Я это танго пиликал на гармошке с балкона на четвертом этаже и сердце колыхалося немножко как говорят блатные в мандраже мне эту музыкальную науку преподавал пройдоха Беранже но участковый вдруг меня застукал и крикнул танго тут блядь не проханже штрафную сходу выписал квитанцию хотел гармошку выкинуть к чертям однако я внизу заделал танцы под танго урки там кадрили дам шел дождь но музыка ненастье разогнала за воротник с тарелку натекло в подвале нашем Зойка так давала что было с нею мне печально и тепло на карты и на баб я был счастливчик а чтобы дама улеглась нагой – сдираю я с нее зубами лифчик трико – по-флотски – левою ногой
Сосо с Ягодою лакал на даче чачу тогда ни стопки не досталось мне и вот на вахте хреначит кукарачу баян германский на кожаном ремне я не взорвуся под японским танком не поведу как Чкалов самолет а на морозе так слабаю танго что сердце пляшет и душа поет на проводах чернели галки словно ноты блажили урки аккордов не жалей я променял все вальсы и фокстроты на танго бедной юности моей ах рио-рита ах рио-рита охота жрать как в стужу воробью но вот столовка наша на обед закрыта а воробья я накормлю в раю… – Пожалуйста, спой еще. – Кирюха этот мой освободился и по вечерам лабает в «Наци», то есть он там шутит и играет, и поет. у самовара я и моя Маша но вот на НЭП надвинулся пиздец по-новой Маша стопку наливает и подает на вилке холодец… ну и так далее… я, Саша, знаю сотню песенок, если не больше… а вот тебе – еще одна, превосходно, надо сказать, раскачегаривающая оптимизм в холодных топках нащих «паровозов», летящих вперед, если не назад.

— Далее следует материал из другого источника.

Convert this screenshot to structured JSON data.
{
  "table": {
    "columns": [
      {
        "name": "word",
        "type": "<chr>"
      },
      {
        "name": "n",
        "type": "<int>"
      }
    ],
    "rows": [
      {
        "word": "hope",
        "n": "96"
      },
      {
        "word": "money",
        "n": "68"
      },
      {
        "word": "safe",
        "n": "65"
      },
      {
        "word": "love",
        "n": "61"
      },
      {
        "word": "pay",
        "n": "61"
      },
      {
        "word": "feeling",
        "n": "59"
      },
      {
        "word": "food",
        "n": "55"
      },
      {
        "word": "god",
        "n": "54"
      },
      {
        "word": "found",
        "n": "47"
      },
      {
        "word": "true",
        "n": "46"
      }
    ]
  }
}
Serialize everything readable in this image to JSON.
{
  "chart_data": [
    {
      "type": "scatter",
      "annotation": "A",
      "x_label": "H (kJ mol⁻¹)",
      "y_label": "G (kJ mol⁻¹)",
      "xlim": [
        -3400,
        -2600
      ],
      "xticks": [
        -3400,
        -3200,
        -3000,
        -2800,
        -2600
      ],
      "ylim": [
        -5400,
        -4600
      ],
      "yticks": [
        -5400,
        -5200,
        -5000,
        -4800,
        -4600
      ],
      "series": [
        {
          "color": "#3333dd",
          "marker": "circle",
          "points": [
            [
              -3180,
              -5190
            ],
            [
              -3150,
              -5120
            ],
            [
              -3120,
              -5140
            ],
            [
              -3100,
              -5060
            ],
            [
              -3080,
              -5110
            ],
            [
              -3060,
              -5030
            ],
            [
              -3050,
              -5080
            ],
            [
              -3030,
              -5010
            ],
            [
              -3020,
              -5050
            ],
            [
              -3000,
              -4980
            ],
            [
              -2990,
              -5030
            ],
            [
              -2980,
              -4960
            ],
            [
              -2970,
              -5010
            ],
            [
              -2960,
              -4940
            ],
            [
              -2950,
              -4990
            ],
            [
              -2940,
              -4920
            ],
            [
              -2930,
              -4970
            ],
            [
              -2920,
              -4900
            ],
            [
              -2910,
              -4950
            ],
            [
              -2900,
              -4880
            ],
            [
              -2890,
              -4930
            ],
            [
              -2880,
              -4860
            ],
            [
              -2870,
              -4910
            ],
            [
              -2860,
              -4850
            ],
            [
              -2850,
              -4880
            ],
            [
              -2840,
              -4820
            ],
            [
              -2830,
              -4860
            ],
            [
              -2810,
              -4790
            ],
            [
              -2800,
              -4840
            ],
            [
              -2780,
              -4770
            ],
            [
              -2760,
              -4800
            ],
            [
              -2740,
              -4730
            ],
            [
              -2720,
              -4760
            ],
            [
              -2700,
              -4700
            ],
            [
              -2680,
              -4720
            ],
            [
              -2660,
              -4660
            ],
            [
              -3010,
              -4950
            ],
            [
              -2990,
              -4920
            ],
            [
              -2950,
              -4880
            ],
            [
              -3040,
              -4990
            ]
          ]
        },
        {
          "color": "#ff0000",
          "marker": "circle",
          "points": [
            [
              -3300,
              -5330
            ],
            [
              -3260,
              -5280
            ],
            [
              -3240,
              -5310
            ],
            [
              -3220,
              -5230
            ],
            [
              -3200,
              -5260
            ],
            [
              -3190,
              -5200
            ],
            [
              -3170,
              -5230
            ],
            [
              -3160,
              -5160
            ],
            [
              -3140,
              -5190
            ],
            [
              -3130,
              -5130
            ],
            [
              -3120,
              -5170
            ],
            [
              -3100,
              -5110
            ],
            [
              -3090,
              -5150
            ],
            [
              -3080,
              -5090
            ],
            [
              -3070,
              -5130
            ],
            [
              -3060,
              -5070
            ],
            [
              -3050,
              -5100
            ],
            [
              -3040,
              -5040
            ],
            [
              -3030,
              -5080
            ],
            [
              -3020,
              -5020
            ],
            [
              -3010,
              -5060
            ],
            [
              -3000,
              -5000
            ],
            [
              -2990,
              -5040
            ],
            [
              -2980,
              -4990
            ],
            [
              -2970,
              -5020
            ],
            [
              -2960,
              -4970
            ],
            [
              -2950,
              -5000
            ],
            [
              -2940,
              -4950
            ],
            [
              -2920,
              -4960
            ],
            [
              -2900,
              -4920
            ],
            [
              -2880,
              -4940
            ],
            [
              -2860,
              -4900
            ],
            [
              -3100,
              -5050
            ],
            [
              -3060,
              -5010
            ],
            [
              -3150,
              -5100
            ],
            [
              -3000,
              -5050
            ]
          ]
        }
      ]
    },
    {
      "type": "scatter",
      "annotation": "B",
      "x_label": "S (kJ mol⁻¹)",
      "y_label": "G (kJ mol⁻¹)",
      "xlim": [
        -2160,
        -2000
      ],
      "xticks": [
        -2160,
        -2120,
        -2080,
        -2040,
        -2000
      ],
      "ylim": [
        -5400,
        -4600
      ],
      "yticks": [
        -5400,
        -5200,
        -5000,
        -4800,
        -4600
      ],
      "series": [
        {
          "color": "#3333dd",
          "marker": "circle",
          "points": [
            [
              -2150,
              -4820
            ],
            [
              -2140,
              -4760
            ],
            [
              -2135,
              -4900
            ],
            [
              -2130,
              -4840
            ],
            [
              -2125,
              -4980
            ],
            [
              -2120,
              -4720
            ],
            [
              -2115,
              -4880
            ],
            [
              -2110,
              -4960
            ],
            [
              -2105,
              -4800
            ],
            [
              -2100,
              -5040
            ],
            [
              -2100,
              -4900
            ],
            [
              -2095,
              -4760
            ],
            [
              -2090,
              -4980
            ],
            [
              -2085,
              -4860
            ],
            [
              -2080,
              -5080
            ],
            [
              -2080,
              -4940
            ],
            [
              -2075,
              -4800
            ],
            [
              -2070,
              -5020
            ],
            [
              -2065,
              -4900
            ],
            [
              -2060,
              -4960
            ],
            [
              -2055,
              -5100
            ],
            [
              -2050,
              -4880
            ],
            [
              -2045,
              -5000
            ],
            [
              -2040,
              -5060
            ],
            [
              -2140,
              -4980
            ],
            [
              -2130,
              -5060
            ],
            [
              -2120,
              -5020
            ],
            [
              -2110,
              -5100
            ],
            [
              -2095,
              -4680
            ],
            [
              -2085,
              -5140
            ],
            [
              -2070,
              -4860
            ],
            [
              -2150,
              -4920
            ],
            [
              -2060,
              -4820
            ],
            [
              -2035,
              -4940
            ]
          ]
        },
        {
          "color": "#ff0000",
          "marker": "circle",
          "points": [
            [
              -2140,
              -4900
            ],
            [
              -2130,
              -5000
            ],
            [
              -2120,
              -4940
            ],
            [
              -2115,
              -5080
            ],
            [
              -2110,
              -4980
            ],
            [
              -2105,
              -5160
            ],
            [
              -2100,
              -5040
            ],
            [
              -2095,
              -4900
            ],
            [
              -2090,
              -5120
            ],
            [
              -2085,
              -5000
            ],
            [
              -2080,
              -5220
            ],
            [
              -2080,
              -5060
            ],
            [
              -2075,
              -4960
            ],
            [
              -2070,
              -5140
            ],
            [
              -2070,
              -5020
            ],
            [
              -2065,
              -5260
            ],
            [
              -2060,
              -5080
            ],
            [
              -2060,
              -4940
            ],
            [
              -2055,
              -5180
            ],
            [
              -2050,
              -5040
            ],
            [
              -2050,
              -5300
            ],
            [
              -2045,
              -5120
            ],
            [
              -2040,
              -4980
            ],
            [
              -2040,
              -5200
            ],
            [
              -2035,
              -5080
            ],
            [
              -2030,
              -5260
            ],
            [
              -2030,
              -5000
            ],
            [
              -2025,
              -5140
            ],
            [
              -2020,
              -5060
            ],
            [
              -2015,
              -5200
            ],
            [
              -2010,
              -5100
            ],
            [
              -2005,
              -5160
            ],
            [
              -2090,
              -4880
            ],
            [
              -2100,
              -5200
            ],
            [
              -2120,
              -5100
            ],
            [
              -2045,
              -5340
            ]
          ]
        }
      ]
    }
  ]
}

А за решеткою холодная погода сияет в небе месяц золотой мне срок волочь еще четыре года но только мрак в душе моей больной сходи Маруся к подлецу Егорке он задолжал позорник шесть рублей на два рубля купи ты мне махорки а на четыре черных сухарей ты пишешь на крыльце сломала ногу и хуй с тобой ходи на костылях да потерпи еще совсем немного я всю дорогу томлюся в карцерах ты просишь чтоб чуток подкинул денег так хули ждать-то – вышли образцы да не грусти готовь дубовый веник вернуся скоро в потолок не сцы писать кончаю тормознули крысы идет этап на беломорканал в должок возьми у баушки Анфисы а я по-новой в карцер поканал… – Эй, ты тут не очень баси, не то нелегкая хватит и поканаешь туда, где Макар телят не пас, – гаркнул надзиратель в кормушку. – А ты, старшой, ни хера такого не услышишь даже в клубе НКВД.
21
Наконец-то, вскоре брякнули ключи; когда Лубянова дернули из камеры, А.В.Д., как в детстве на «Синей птице», глупо раскрыв «мурзилку», успел – скорей всего в последний раз – увидеть «ряд волшебных изменений милого лица», своего старого знакомого, успевшего стать пятым, самым близким – после жены, Верочки, Игорька и Гена, если не считать Игорька, – душевным другом; человек только что комплексовал, зря слишком уж занижая свой ум, бывавший, то ужасно циничным, то озабоченным до отчаяния и сокрушенности надежд, то вновь артистически вдохновенным, веселым, исполненным той натуральной легкомысленности, которая всегда красивей и несравненно талантливей навязчивых умничаний; и вот – нет человека, канул он во тьму неизвестности, бог знает чем чреватой, и напоследок на его актерском лице поразительно быстро возникли жесткие черты бесстрашного охотника на волков, бросившегося по следу в брянском лесу, куда отец брал А.В.Д. с собою, еще до октярьской катастрофы.
Диму увели; в камере еще звучало эхо душераздирающе чудесной мелодии танго, под которую и он, и Екатерина Васильевна плыли и плыли когда-то в клубах табачных туманов парижского кабачка… плыли неведомо куда, неведомо зачем, потому что молодость и любовь чурались каких-либо целей, кроме собственных, сообщавших двум, слиянным воедино телам их и душам, такое ни с чем не сравнимое чувство покоя и воли, что ни одно из остальных многих тысяч слов родного языка не казалось им родней, глубже, выше, наполненней простыми истинами существования, чем драгоценные слова Пушкина, – покой и воля.